GameStop shares tumble as Big Tech reasserts market dominance

As the broader market swelled in anticipation of robust earnings reports from tech giants Amazon and Alphabet, GameStop shares moved in the opposite direction, falling 42 percent, to $130.25, at Tuesday’s open. Other assets and securities that had attracted intense investor interest in recent days, including AMC, BlackBerry and the precious metal silver, also posted morning losses, sliding 38 percent, 12 percent and 7 percent, respectively.

Meanwhile, U.S. stocks overall continued to build on Monday’s positive momentum. The major indexes began to reverse losses from a chaotic January, which ended with a burst of speculative trading fueled in part by the Reddit forum WallStreetBets and other online trading communities.

The Dow Jones industrial average opened up nearly 336 points, or 1.1 percent. The S&P 500 climbed 44 points, or nearly 1.2 percent, while the tech-heavy Nasdaq added 172 points or 1.2 percent. Last week, broad anxiety over the consequences of the market chaos and worrying economic data fueled widespread losses. But optimistic investors eyeing resilient corporate earnings and discussions in Washington over another covid-19 rescue package are driving a comeback.

As of Tuesday morning, the popular trading platform Robinhood maintained its list of restricted stocks, including GameStop, AMC and BlackBerry. The app limits customers who already own those brands in sufficient numbers from purchasing more and bars new customers from buying those stocks above a certain number of shares.

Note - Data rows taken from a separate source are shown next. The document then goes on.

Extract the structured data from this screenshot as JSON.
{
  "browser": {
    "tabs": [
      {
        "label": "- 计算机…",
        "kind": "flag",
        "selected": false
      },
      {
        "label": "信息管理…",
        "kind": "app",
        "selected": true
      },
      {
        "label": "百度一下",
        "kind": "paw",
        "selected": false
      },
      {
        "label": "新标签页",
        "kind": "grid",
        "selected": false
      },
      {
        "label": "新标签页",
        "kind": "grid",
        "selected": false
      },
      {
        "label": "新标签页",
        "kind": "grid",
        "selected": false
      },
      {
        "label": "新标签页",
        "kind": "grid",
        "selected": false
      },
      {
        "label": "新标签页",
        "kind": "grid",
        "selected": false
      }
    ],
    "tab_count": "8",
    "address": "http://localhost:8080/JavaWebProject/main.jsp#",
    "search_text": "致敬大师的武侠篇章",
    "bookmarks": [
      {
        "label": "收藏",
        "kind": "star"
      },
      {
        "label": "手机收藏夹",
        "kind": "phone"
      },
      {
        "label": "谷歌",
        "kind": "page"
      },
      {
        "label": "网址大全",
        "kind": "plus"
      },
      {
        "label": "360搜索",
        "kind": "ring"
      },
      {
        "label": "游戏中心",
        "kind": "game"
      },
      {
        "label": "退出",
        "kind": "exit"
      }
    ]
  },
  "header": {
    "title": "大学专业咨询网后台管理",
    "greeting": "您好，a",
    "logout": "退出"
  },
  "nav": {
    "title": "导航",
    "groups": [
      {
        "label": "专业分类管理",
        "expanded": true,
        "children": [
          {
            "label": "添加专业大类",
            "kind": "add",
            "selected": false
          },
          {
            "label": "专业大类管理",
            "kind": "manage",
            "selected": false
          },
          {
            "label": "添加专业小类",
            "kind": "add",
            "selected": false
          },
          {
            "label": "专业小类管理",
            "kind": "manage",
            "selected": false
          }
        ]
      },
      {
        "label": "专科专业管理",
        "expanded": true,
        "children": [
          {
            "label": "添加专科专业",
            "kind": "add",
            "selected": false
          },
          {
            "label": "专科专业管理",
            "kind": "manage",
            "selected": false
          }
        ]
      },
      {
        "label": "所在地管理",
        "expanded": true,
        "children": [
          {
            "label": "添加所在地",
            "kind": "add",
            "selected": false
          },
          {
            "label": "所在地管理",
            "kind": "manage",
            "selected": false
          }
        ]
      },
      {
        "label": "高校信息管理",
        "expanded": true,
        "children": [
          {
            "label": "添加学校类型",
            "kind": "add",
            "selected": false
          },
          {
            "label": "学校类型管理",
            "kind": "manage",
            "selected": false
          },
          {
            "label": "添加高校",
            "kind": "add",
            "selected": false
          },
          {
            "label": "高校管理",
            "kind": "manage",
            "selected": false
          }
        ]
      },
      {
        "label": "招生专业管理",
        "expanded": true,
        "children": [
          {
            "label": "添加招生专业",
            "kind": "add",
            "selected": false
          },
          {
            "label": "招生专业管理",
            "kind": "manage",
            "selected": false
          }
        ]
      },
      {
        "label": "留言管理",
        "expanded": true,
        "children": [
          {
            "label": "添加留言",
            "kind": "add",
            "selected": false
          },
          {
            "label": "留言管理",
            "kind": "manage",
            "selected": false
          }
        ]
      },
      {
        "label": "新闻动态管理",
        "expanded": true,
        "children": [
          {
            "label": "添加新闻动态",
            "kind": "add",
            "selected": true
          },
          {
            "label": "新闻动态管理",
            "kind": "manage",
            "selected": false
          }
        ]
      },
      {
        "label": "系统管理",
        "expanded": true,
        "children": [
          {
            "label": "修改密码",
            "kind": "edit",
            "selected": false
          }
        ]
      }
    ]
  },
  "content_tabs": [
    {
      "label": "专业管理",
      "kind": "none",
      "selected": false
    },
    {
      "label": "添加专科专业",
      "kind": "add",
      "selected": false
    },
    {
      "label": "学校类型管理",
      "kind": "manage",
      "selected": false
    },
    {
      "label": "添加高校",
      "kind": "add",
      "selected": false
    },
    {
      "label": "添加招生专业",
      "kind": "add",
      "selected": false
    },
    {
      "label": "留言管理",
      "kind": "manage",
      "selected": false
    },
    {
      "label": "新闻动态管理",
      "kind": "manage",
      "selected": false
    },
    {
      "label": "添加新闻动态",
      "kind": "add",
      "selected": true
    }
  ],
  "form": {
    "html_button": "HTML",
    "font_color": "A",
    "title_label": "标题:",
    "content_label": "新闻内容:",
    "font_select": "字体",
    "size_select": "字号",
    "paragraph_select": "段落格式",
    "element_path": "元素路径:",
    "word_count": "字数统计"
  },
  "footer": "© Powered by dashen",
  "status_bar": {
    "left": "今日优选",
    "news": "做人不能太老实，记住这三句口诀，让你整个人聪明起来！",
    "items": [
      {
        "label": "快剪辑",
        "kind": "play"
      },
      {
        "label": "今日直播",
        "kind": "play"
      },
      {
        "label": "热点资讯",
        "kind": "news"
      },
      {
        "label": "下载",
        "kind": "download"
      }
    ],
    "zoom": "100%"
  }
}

Robinhood has played a central role in the Wall Street drama as a key facilitator for an army of retail trailers and, conversely, for acting as a chokepoint in the middle of the speculative frenzy. Like other stock trading apps, Robinhood temporarily froze customers’ ability to buy GameStop and other highly sought-after shares, prompting a wave of selling and a vocal backlash from customers, lawmakers and business leaders.

The company has since announced it has taken in $3.4 billion in investments to secure its own financials. And the trading app has tried to explain to customers that it limited stock buying in volatile securities to ensure that it met rules on capital requirements.